The article is well-written, didactic, and a starting point for new experiments to explain the pathophysiology of autoimmune myocarditis. I recommend completely revising the English used to make the sentences more streamlined and understandable.

Comments on the Quality of English Language

I recommend completely revising the English used to make the sentences more streamlined and understandable.

Author Response

We would like to thank the Reviewers for taking time and effort to review the manuscript. We are very grateful for all your valuable comments and suggestions that helped us further revise and improve the quality of the manuscript. Below, we detail the point-by-point responses to the Reviewers' comments. The relevant corrections are highlighted in the revised manuscript with track changes made of Word.

We hope that our revised manuscript is now suitable for recommendation to publication.

We are waiting for your feedback.

Author Response File: Author Response.pdf

Reviewer 3 Report

Comments and Suggestions for Authors

The study investigates the role of the RhoA/ROCK pathway in experimental autoimmune myocarditis (EAM), assessing the effect of simvastatin on this pathway. It was found that while RhoA expression remained unchanged, ROCK1 expression was significantly upregulated in EAM and not affected by simvastatin. However, simvastatin was able to downregulate the phosphorylation of myosin light chains (MLC), a downstream product of the RhoA/ROCK pathway, suggesting a potential therapeutic mechanism in EAM.
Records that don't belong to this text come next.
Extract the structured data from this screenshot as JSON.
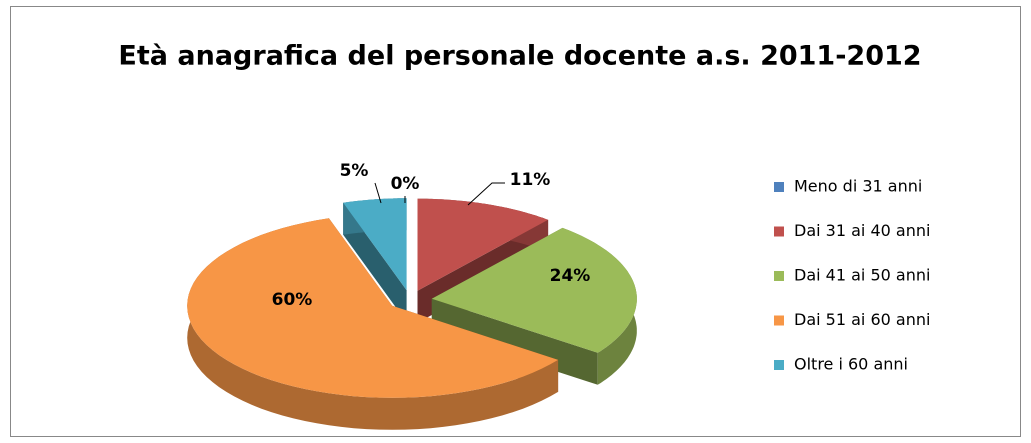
{
  "chart_data": {
    "type": "pie",
    "title": "Età anagrafica del personale docente a.s. 2011-2012",
    "categories": [
      "Meno di 31 anni",
      "Dai 31 ai 40 anni",
      "Dai 41 ai 50 anni",
      "Dai 51 ai 60 anni",
      "Oltre i 60 anni"
    ],
    "values": [
      0,
      11,
      24,
      60,
      5
    ],
    "value_labels": [
      "0%",
      "11%",
      "24%",
      "60%",
      "5%"
    ],
    "colors": [
      "#4f81bd",
      "#c0504d",
      "#9bbb59",
      "#f79646",
      "#4bacc6"
    ],
    "legend": "right"
  }
}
1. Provide more details on the dose rationale for simvastatin, including references to previous studies or pharmacokinetic data supporting the chosen doses.

2. Expand on the methods used for immunohistochemical staining and Western blot analysis, including controls, to ensure reproducibility.

3. Address the variability and reliability of the Western blot data, particularly for ROCK1, where the results were not statistically significant.

4. Consider including additional molecular markers to support the findings, offering a broader understanding of the pathway's regulation.

5. Explore the potential effects of simvastatin on other pathways involved in EAM, providing a more comprehensive view of its therapeutic action.

6. Discuss the study's limitations, including the translation of findings from an animal model to human disease.

7. Provide a more detailed discussion on the implications of these findings for treating autoimmune myocarditis, considering current treatment limitations and the potential role of simvastatin.

Author Response

We would like to thank the Reviewers for taking time and effort to review the manuscript. We are very grateful for all your valuable comments and suggestions that helped us further revise and improve the quality of the manuscript. Below, we detail the point-by-point responses to the Reviewers' comments. The relevant corrections are highlighted in the revised manuscript with track changes made of Word.

We hope that our revised manuscript is now suitable for recommendation to publication.

We are waiting for your feedback.

Author Response File: Author Response.pdf

Round 2

Reviewer 1 Report

Comments and Suggestions for Authors

Thank authors for the response and revisions. I am satisfied with the responses and changes, which have addressed my concerns adequately. Hoping the enriched and reliable discussion section will provide valuable insights for other researchers.

Reviewer 3 Report

Comments and Suggestions for Authors

After revision, the manuscript improved and the author responded to the comments clearly. Thanks for the opportunity to review this work.